To  that  old man in your neighborhood that yells at the kids to stay off his driveway but attends church each Sunday or your uncle that was addicted to drugs for years and wasn't there for his kids and now attends church on Sunday or to you whoever  you are out there and wherever you are in your spiritual journey just know you a probably a hypocrite because people can't see you today, how you are NOW and people can't see how hard you are trying. Plus some  people have a hard time letting go of their miserable company so you have to be okay with being called names or its going to cripple your relationship with the Lord.


Because what people can't see is what they don't know. They don't know that the old man in your neighborhood lost his son and never recovered. He never asked for help or grieved and when his wife died soon after he became bitter and angry and he is trying to do better now. You don't know that your uncle has an enormous guilt ghost from his younger years that follows him each day and tells him what a screw up he was and how many lives he has messed up and that he will never be enough. So he goes to church to try and repent for a little bit of his shame.


You are NEVER going to live the life of a perfect Christian and you will never keep people from calling you names. But what you have to know is that God doesn't care about any of that. He only cares about YOUR heart.


 I think people worry too much about what others think of them. Stop doing this.

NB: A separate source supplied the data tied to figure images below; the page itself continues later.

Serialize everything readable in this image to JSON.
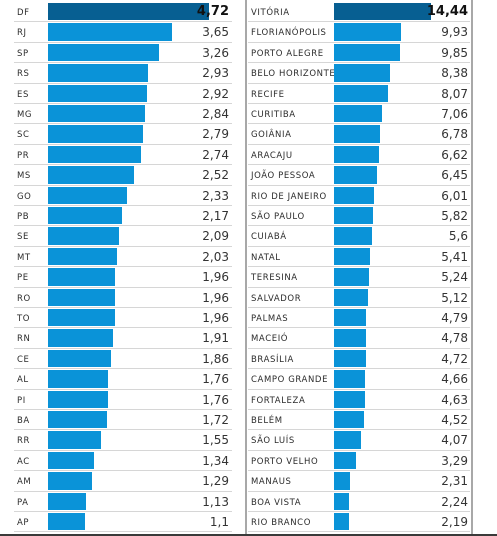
{
  "chart_data": [
    {
      "type": "bar",
      "orientation": "horizontal",
      "highlight_color": "#075f92",
      "bar_color": "#0a93d8",
      "categories": [
        "DF",
        "RJ",
        "SP",
        "RS",
        "ES",
        "MG",
        "SC",
        "PR",
        "MS",
        "GO",
        "PB",
        "SE",
        "MT",
        "PE",
        "RO",
        "TO",
        "RN",
        "CE",
        "AL",
        "PI",
        "BA",
        "RR",
        "AC",
        "AM",
        "PA",
        "AP"
      ],
      "values": [
        4.72,
        3.65,
        3.26,
        2.93,
        2.92,
        2.84,
        2.79,
        2.74,
        2.52,
        2.33,
        2.17,
        2.09,
        2.03,
        1.96,
        1.96,
        1.96,
        1.91,
        1.86,
        1.76,
        1.76,
        1.72,
        1.55,
        1.34,
        1.29,
        1.13,
        1.1
      ],
      "labels": [
        "4,72",
        "3,65",
        "3,26",
        "2,93",
        "2,92",
        "2,84",
        "2,79",
        "2,74",
        "2,52",
        "2,33",
        "2,17",
        "2,09",
        "2,03",
        "1,96",
        "1,96",
        "1,96",
        "1,91",
        "1,86",
        "1,76",
        "1,76",
        "1,72",
        "1,55",
        "1,34",
        "1,29",
        "1,13",
        "1,1"
      ]
    },
    {
      "type": "bar",
      "orientation": "horizontal",
      "highlight_color": "#075f92",
      "bar_color": "#0a93d8",
      "categories": [
        "VITÓRIA",
        "FLORIANÓPOLIS",
        "PORTO ALEGRE",
        "BELO HORIZONTE",
        "RECIFE",
        "CURITIBA",
        "GOIÂNIA",
        "ARACAJU",
        "JOÃO PESSOA",
        "RIO DE JANEIRO",
        "SÃO PAULO",
        "CUIABÁ",
        "NATAL",
        "TERESINA",
        "SALVADOR",
        "PALMAS",
        "MACEIÓ",
        "BRASÍLIA",
        "CAMPO GRANDE",
        "FORTALEZA",
        "BELÉM",
        "SÃO LUÍS",
        "PORTO VELHO",
        "MANAUS",
        "BOA VISTA",
        "RIO BRANCO"
      ],
      "values": [
        14.44,
        9.93,
        9.85,
        8.38,
        8.07,
        7.06,
        6.78,
        6.62,
        6.45,
        6.01,
        5.82,
        5.6,
        5.41,
        5.24,
        5.12,
        4.79,
        4.78,
        4.72,
        4.66,
        4.63,
        4.52,
        4.07,
        3.29,
        2.31,
        2.24,
        2.19
      ],
      "labels": [
        "14,44",
        "9,93",
        "9,85",
        "8,38",
        "8,07",
        "7,06",
        "6,78",
        "6,62",
        "6,45",
        "6,01",
        "5,82",
        "5,6",
        "5,41",
        "5,24",
        "5,12",
        "4,79",
        "4,78",
        "4,72",
        "4,66",
        "4,63",
        "4,52",
        "4,07",
        "3,29",
        "2,31",
        "2,24",
        "2,19"
      ]
    }
  ]
}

  You can't sacrifice your eternal salvation and a wonderful relationship with God because you worry how others will react, treat you, say about you. Doesn't that seem so silly?


For those of you that feel you don't need God and you don't need church, I say to you how amazing it must feel to be able to do life alone. To never be thirsty. To have your soul so filled up by whatever earthly things you have purchased that you don't need any of this. To be so perfect.

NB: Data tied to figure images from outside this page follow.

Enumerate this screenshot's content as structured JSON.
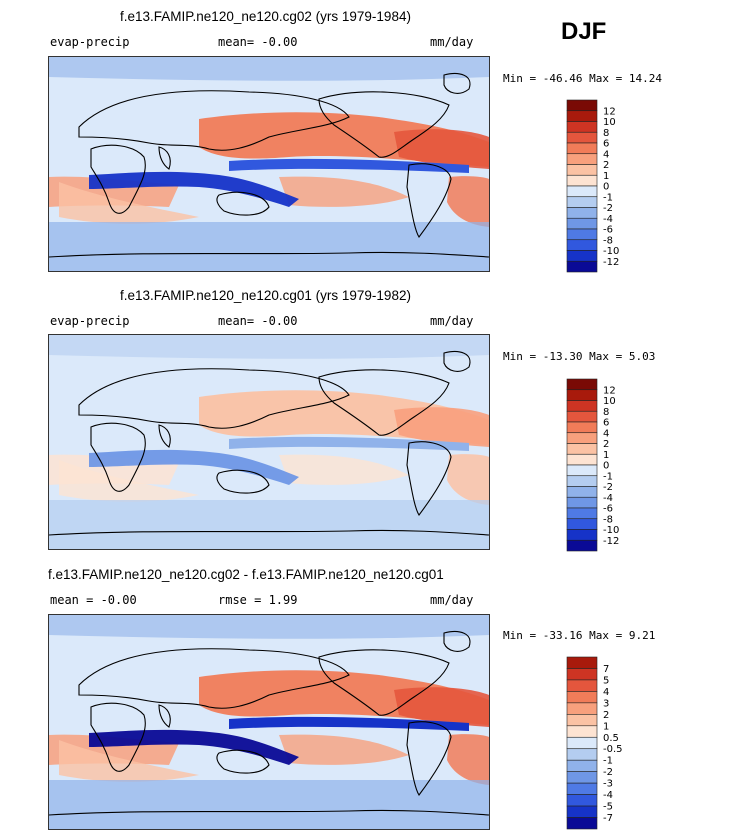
{
  "season": "DJF",
  "colors": {
    "land_outline": "#000000",
    "blue_scale": [
      "#dbe9fa",
      "#b4cdf0",
      "#90b2ea",
      "#6f97e6",
      "#4f7ae5",
      "#3158de",
      "#1633c8",
      "#0a0a96"
    ],
    "red_scale": [
      "#fde3d2",
      "#fbc2a4",
      "#f8a07d",
      "#f17c59",
      "#e4563d",
      "#ce3423",
      "#a81a0c",
      "#7a0a05"
    ]
  },
  "panels": [
    {
      "id": "panel-1",
      "title": "f.e13.FAMIP.ne120_ne120.cg02 (yrs 1979-1984)",
      "left_label": "evap-precip",
      "center_label": "mean=  -0.00",
      "units": "mm/day",
      "minmax": "Min = -46.46 Max =  14.24",
      "colorbar_labels": [
        "12",
        "10",
        "8",
        "6",
        "4",
        "2",
        "1",
        "0",
        "-1",
        "-2",
        "-4",
        "-6",
        "-8",
        "-10",
        "-12"
      ],
      "intensity": 1.0
    },
    {
      "id": "panel-2",
      "title": "f.e13.FAMIP.ne120_ne120.cg01 (yrs 1979-1982)",
      "left_label": "evap-precip",
      "center_label": "mean=  -0.00",
      "units": "mm/day",
      "minmax": "Min = -13.30 Max =   5.03",
      "colorbar_labels": [
        "12",
        "10",
        "8",
        "6",
        "4",
        "2",
        "1",
        "0",
        "-1",
        "-2",
        "-4",
        "-6",
        "-8",
        "-10",
        "-12"
      ],
      "intensity": 0.45
    },
    {
      "id": "panel-3",
      "title": "f.e13.FAMIP.ne120_ne120.cg02 - f.e13.FAMIP.ne120_ne120.cg01",
      "left_label": "mean =  -0.00",
      "center_label": "rmse =   1.99",
      "units": "mm/day",
      "minmax": "Min = -33.16 Max =   9.21",
      "colorbar_labels": [
        "7",
        "5",
        "4",
        "3",
        "2",
        "1",
        "0.5",
        "-0.5",
        "-1",
        "-2",
        "-3",
        "-4",
        "-5",
        "-7"
      ],
      "intensity": 1.1
    }
  ]
}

So the next time your Aunt Gladys pulls you aside at the family reunion to talk about Jesus when all you wanted to do was get some more kool-aid, sit with her and listen. Forget about the mistakes she has made and continues to make because she is trying every time she goes back on Sunday. She has witnessed first hand how trying and listening can change your soul and heal your spirit. She isn't a perfect Christian. She may not even be a very good Christian but she wants to be. And what she needs is your support and not your judgments. So  instead of cutting her off to grab a cup of Kool-Aid, listen to her and believe what she is telling you and you may find yourself enjoying a cup of the grace-orade instead.


Alison Wright is a member of  a small church of believers in Coronaca, SC. They put up with her bad jokes and loud laughter and let her teach music during VBS even though she always forgets the dance moves. She quietly sits next to Mr. Pinson three rows from the back and listens to what the preacher has to say. She has never been more hydrated.